集落を過ぎると、とびしま海道もここで終わりですよと言わんばかりに道が細くなる。1車線の道を少し進んでいくと海の向こうに島影が見えてきた。
この島は小大下島(こおげじま)という。小大下島の背後にある大下島(おおげじま)の属島である。この辺りには大○島という島が点在するが、そうした島の属島は大体小〇島という名前が付けられている(大芝島に対応する小芝島など)。その法則で行けば小下島となりそうなものだが、この島だけは大を残して頭に小が付いている。なぜそういう名前になったのか不明だが、小さいのか大きいのかよく分からん島である。
大下島と共に砕石が盛んな島だったが、砕石は現在では廃れ、跡地に溜まった水が島民のみならず隣接する岡村島の人たちの水がめにもなっているそうだ。
ここからは見えないが、大下島の更に背後に大三島が控えている。ここに橋を架けて大三島まで結ぶというのがとびしま海道の構想のひとつだそうだ。それぞれの島の間はこれまで渡って来た各島と同程度の距離なので大三島まで結ぶことは不可能ではなさそうだ。陸続きになればとびしま海道からしまなみ海道を経て呉市方面と四国方面への移動が大幅に便利になる。
ただこれまで書いてきたとおり、各島共に過疎化の進行が止まらない。島の人の利便性のためだけに橋を架けるには受益者が少なすぎるし、地域交通の動脈として活用するにしても、橋を架けるだけの需要があるのかというとこれまた微妙。
そうした背景があるかどうかは知らないが、今のところ構想のみで架橋に向けた具体的な動きはないそうだ。

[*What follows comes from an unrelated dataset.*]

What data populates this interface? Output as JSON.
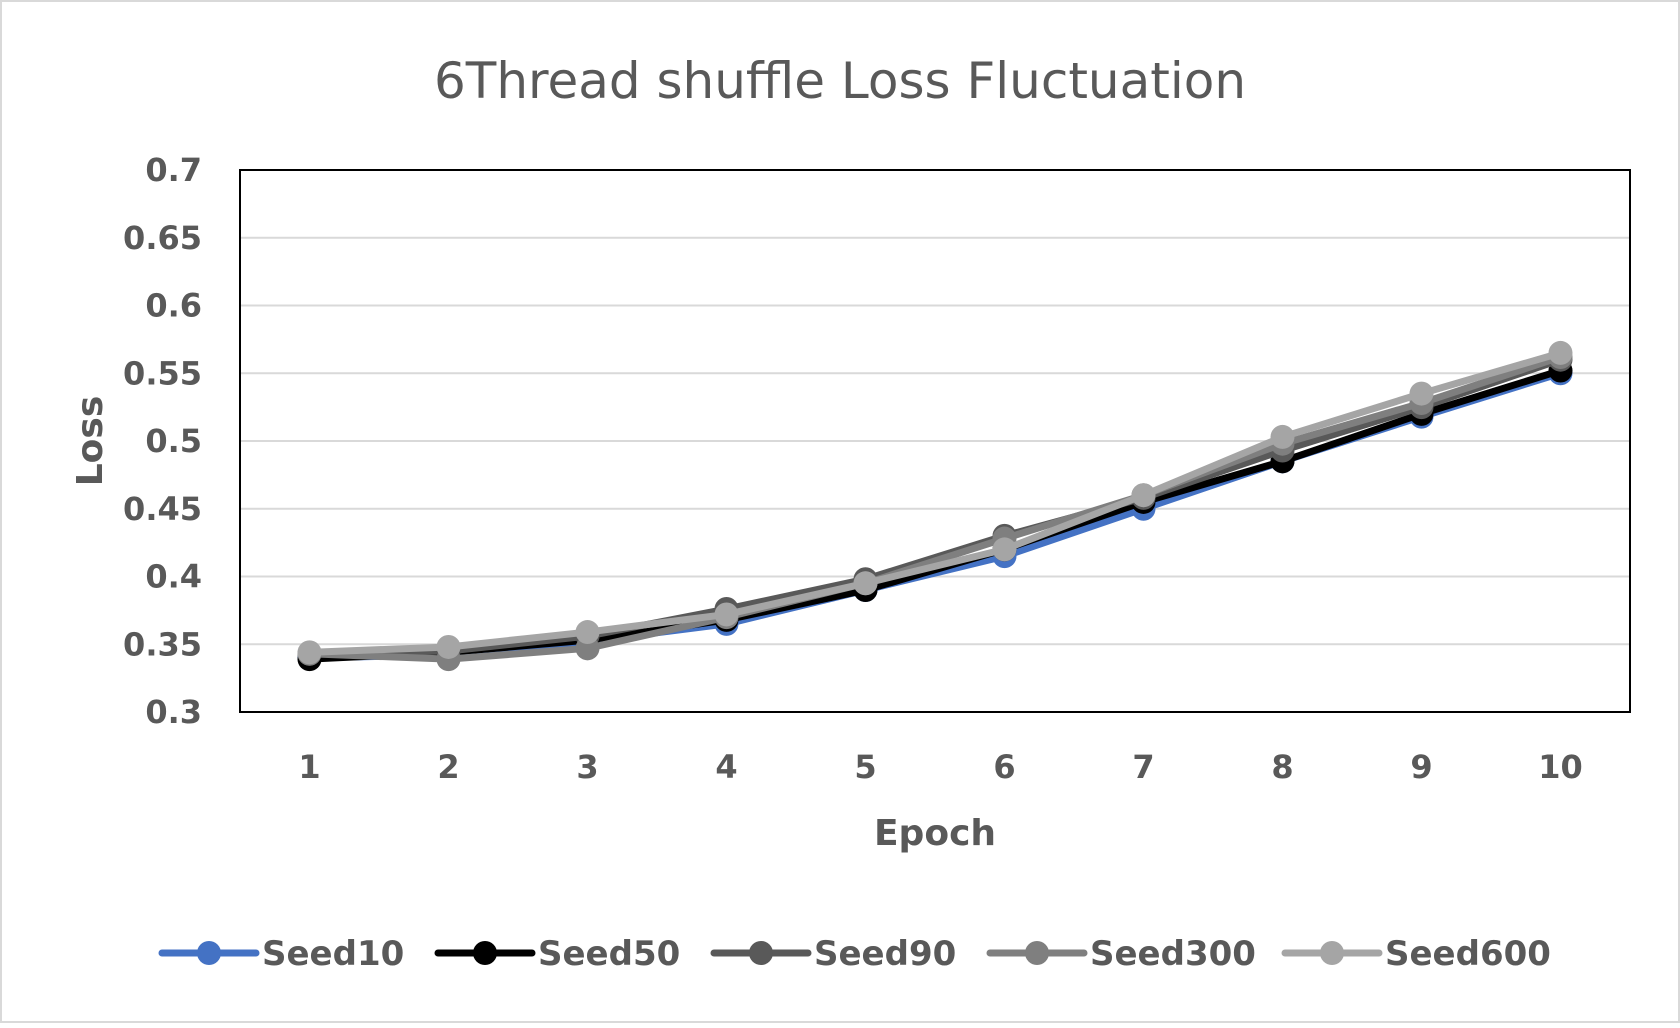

小大下島の様子をチェックしたらすぐに折り返して今度は岡村集落へ。岡村集落はさっき通過した場所だが、写真は帰りにしようと思っていたので戻りながら2、3撮影した。
この集落は関前村の中心集落だっただけに小離島にしては賑やかだ。写真にも写り込んでいるとおりこの辺りで再び雨が降って来た。今度はワイパーをちょこちょこ動かさなければらない程度の小雨である。まだ濡れるというほどでもないが、強くならないことを願いながら集落を抜けた。

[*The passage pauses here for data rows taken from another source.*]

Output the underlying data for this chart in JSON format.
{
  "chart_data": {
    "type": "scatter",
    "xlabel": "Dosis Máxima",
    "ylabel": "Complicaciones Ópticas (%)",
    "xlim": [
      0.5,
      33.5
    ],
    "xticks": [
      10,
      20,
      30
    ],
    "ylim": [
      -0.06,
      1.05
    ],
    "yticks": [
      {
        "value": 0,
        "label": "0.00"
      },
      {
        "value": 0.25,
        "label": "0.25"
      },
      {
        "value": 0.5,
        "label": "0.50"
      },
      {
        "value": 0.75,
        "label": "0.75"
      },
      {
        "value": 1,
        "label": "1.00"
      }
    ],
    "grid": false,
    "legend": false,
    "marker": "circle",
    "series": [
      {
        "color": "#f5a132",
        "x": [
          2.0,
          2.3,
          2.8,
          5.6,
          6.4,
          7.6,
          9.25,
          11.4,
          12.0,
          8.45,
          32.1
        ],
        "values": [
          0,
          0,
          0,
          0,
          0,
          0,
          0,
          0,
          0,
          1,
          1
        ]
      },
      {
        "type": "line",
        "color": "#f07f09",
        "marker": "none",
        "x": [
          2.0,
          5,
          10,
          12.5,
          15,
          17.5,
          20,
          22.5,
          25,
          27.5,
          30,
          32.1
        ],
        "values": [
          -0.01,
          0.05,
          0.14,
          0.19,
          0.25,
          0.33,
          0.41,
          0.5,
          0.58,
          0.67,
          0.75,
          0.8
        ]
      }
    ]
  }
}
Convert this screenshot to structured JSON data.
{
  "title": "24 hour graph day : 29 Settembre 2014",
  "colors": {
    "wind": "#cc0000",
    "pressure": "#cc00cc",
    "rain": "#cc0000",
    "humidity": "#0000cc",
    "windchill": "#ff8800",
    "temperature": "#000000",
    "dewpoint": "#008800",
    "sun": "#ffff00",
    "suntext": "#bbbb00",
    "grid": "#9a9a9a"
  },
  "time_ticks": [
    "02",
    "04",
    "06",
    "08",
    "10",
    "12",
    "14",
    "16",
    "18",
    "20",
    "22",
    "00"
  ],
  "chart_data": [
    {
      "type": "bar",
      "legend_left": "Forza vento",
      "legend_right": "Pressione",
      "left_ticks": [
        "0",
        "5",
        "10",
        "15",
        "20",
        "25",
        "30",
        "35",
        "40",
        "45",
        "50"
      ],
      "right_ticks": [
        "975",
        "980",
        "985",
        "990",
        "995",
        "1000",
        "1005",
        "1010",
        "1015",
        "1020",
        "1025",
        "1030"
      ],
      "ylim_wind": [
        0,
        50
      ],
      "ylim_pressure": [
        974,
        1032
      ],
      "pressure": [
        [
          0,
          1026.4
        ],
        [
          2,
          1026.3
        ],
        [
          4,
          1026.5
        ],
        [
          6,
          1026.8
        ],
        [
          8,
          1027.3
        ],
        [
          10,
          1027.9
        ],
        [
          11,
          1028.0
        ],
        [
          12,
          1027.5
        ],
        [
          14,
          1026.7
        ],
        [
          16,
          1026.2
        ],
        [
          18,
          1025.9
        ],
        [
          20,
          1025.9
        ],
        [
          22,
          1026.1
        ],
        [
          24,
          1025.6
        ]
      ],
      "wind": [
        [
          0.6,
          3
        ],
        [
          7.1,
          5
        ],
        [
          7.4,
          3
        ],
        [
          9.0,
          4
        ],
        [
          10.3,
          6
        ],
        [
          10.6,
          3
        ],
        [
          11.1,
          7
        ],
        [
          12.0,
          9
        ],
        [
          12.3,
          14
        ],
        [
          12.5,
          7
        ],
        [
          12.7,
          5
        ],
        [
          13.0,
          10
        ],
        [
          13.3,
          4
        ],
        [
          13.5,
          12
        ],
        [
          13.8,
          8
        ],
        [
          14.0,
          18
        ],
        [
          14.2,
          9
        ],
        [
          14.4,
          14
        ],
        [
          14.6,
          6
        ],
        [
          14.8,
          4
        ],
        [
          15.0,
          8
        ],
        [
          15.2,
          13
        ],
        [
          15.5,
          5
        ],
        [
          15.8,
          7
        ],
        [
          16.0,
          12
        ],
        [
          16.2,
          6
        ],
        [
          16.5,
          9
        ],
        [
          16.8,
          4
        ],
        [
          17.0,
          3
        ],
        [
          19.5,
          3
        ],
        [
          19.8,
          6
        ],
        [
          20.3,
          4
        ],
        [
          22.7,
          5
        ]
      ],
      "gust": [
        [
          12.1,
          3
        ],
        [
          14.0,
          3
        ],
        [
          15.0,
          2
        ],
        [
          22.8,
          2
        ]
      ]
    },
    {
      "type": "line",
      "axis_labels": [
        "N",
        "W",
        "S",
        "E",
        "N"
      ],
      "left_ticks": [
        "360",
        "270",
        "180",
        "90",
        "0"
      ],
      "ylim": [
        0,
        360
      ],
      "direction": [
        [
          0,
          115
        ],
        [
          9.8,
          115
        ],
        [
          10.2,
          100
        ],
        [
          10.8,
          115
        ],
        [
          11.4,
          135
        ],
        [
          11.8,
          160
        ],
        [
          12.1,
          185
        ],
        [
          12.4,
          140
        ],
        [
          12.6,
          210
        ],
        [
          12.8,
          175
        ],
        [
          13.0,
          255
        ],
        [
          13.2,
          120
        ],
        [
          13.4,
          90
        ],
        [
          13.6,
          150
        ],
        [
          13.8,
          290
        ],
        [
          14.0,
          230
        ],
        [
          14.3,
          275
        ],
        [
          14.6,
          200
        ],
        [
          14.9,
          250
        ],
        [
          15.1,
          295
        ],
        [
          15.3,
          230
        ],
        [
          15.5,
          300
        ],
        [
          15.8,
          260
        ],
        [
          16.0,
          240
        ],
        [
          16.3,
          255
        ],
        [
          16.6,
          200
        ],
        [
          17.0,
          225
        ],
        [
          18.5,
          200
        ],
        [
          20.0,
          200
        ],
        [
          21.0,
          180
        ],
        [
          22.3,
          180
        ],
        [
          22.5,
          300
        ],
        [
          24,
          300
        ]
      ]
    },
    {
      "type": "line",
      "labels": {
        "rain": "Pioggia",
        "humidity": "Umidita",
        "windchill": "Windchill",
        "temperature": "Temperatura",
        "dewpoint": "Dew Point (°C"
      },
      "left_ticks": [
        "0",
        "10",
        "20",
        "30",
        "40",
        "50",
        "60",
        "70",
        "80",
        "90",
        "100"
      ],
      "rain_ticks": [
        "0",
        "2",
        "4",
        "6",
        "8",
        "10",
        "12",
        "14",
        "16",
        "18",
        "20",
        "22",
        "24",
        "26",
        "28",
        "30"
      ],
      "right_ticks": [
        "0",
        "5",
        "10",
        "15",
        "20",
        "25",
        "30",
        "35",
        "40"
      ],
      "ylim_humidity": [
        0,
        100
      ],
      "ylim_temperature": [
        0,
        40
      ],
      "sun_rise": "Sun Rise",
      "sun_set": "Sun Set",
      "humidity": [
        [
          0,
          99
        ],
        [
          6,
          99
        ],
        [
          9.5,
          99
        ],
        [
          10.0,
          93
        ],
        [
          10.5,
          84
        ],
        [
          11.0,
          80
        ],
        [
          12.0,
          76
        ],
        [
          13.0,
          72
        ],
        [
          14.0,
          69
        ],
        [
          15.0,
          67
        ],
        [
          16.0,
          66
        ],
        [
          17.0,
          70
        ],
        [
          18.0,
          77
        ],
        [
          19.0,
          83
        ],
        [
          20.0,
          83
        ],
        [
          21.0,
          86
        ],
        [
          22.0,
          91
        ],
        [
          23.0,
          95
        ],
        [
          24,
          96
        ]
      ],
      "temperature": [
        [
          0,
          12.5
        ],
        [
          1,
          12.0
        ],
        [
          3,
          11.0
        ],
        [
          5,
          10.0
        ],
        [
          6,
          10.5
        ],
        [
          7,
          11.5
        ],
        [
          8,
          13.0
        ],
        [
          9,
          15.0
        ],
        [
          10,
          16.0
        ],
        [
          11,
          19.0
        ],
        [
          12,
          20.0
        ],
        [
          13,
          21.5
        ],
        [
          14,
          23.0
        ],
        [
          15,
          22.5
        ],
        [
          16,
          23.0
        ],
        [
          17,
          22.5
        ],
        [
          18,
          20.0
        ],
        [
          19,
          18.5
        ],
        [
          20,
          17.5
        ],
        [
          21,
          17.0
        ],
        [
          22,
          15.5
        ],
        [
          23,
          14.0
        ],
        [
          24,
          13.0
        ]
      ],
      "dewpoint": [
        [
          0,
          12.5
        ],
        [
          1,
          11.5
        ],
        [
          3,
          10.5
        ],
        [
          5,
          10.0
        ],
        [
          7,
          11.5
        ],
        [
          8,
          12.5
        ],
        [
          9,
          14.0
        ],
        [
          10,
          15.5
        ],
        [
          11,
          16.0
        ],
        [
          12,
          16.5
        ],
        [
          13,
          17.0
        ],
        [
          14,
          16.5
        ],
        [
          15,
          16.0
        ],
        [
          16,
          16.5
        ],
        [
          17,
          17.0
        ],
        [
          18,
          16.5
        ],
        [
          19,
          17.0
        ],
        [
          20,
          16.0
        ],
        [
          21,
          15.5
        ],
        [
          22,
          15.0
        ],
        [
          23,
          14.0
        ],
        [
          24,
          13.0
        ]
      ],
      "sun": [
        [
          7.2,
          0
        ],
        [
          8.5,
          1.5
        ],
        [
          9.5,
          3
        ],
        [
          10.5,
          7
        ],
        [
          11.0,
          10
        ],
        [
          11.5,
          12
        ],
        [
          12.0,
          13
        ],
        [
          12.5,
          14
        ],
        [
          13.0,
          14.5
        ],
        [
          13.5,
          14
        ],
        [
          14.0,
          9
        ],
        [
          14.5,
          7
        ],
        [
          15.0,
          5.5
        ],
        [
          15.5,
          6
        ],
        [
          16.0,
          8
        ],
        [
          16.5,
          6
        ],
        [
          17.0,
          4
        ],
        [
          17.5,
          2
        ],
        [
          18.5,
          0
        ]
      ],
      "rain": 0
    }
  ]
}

途中、海沿いに昭和レトロな外観の店があった。関前みかんの看板や消えかかった正宗という酒のホーロー看板もある。昭和30年代くらいの印象があるが、上には「愛媛県下の酒で一番多く飲まれている!」と書かれている。キャッチフレーズに「!」が入っている辺り、そんなに古いものでもないかもしれない、といっても昭和50年代くらいのイメージ。隣にあった店もレトロフィーチャーな雰囲気の店だったのでそういう昭和の佇まいを留める街並みとしてアピールしているのかもしれない。
この集落もまた車を降りて散策したら楽しそうだなと思った。ゆっくり回れるときに再訪してみたいところだ。
ちなみにこの集落の港から大三島の宗方へのフェリーが出ている。当初はそちらへ渡って尾道に戻る計画を立てたのだが、便数が少なく時間が合わなかったので大崎上島を訪ねることにしたという次第。